As I sat there, my phone buzzed and buzzed.  Emails, so many emails, were coming in while I was wasting my time at this mandatory, time-wasting meeting.  The buzzing just added to my stress and anxiety.  I wasn’t alone.  Everyone’s phones were buzzing.  Everyone was only listening half-heartedly, just waiting for their turns to speak. 

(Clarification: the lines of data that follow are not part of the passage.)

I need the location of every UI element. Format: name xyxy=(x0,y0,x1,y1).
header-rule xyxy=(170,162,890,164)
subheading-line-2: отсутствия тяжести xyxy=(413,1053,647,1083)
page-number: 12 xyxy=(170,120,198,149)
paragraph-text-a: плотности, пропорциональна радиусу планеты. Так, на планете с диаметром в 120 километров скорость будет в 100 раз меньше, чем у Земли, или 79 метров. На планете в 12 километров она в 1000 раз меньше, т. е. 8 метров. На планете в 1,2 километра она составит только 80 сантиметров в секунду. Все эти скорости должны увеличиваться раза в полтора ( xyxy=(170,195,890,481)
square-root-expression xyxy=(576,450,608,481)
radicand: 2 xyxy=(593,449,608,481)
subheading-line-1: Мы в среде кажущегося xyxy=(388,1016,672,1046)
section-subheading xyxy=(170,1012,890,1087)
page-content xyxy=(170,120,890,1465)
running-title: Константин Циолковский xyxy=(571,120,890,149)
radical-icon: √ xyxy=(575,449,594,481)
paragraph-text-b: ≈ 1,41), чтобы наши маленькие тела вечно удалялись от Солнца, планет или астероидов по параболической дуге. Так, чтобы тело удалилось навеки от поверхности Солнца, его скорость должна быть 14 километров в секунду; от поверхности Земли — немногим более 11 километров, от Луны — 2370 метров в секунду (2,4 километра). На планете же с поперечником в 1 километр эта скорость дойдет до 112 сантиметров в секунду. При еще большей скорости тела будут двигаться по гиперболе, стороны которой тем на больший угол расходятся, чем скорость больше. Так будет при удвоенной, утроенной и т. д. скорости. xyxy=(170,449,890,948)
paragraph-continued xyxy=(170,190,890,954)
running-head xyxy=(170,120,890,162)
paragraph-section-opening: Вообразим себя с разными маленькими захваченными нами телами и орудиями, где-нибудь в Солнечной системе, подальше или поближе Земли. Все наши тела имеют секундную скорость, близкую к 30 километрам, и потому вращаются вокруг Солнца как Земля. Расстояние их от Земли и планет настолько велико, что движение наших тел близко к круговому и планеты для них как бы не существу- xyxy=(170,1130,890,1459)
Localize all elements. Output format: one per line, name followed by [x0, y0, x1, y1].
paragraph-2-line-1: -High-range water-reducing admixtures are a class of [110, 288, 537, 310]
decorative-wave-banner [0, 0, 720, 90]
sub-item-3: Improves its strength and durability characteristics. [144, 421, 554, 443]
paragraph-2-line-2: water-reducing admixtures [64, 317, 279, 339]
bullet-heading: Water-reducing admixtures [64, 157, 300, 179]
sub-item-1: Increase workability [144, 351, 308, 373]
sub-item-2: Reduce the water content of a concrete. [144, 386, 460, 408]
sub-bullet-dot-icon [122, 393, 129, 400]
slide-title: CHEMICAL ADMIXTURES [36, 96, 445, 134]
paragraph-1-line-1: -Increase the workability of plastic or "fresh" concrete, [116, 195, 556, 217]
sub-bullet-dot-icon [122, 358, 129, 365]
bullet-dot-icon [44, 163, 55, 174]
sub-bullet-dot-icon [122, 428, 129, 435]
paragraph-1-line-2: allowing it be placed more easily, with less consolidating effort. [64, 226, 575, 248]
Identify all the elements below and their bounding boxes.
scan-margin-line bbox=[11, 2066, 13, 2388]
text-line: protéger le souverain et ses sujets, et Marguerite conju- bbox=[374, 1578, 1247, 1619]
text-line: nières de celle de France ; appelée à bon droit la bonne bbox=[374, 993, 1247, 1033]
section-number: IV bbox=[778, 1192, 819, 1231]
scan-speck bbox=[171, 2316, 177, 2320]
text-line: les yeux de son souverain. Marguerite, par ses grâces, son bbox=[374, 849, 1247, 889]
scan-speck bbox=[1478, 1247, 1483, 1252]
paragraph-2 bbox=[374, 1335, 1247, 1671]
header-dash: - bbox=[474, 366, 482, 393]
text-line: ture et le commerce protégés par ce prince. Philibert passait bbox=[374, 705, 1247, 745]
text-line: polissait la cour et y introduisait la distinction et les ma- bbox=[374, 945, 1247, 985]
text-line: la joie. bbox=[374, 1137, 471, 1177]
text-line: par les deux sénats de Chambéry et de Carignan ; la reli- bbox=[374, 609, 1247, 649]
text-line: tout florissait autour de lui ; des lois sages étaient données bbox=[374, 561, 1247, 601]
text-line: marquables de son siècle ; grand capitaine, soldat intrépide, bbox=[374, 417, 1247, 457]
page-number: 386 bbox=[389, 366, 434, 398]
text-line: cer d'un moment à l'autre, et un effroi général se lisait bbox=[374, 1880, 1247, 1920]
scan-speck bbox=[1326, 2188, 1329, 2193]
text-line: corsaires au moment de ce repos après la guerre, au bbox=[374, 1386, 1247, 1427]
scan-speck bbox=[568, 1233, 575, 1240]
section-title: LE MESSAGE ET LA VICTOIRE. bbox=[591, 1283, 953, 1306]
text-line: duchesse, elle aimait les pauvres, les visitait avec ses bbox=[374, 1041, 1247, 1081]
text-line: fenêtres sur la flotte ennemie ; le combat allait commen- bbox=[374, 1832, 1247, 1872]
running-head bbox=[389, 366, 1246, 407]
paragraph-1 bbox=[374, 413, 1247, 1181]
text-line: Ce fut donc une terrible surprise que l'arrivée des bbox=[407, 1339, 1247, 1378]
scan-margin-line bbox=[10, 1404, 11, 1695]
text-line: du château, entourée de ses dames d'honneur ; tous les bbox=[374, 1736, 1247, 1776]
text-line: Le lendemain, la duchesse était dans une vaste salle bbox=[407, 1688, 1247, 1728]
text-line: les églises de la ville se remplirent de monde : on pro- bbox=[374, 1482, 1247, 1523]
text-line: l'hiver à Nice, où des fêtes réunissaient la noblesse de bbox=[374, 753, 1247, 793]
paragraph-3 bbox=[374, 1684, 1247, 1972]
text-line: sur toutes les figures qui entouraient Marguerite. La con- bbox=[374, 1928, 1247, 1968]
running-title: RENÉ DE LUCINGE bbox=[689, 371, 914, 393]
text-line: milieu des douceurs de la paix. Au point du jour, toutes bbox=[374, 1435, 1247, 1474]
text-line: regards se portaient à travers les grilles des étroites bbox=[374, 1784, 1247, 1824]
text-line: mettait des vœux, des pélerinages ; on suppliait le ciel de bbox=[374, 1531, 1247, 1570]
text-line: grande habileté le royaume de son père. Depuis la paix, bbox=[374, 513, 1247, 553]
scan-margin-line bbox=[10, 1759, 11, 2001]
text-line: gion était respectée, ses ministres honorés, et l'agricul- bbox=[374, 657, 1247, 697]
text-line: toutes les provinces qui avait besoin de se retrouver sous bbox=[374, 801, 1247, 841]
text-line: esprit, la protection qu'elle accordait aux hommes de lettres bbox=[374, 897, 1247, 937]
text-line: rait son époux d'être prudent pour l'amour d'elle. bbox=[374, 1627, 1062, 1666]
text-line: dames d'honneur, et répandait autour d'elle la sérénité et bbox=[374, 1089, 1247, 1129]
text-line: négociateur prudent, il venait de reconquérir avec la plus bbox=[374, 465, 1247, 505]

I thought about the Lexapro I had taken this morning.  Months ago, I began taking Lexparo.  At first it was a wonderful help, but I lost myself somewher along the line.  I became a zombie.  10 mg. wasn’t working for me.  I had been a zombie on 10 mg., so I had stopped taking it altogether.  Not a good idea.  I was back on the Lexapro, but this time taking 5 mg.  For the past couple of months, that had been a good balance.  Not today.  I thought about taking another 5 mg when I got back to my office.  I didn’t do it.  I don’t want to got that route.  I don’t want to zombie-out again.  I just want this to go AWAY.

It’s lunchtime now.  I ran a few work-related errands.  My face feels like stone when I interact with people.  It might break if I were to smile. 

I stopped for some comfort food.  Chic-fil-A and a Pepsi.  I’m back in the office now with my door closed.  I never close my door.  I want a few moments of chicken and peace.  I hear people slow down as they pass by my door.  Well, it’s no crime to eat in peace.  Screw them.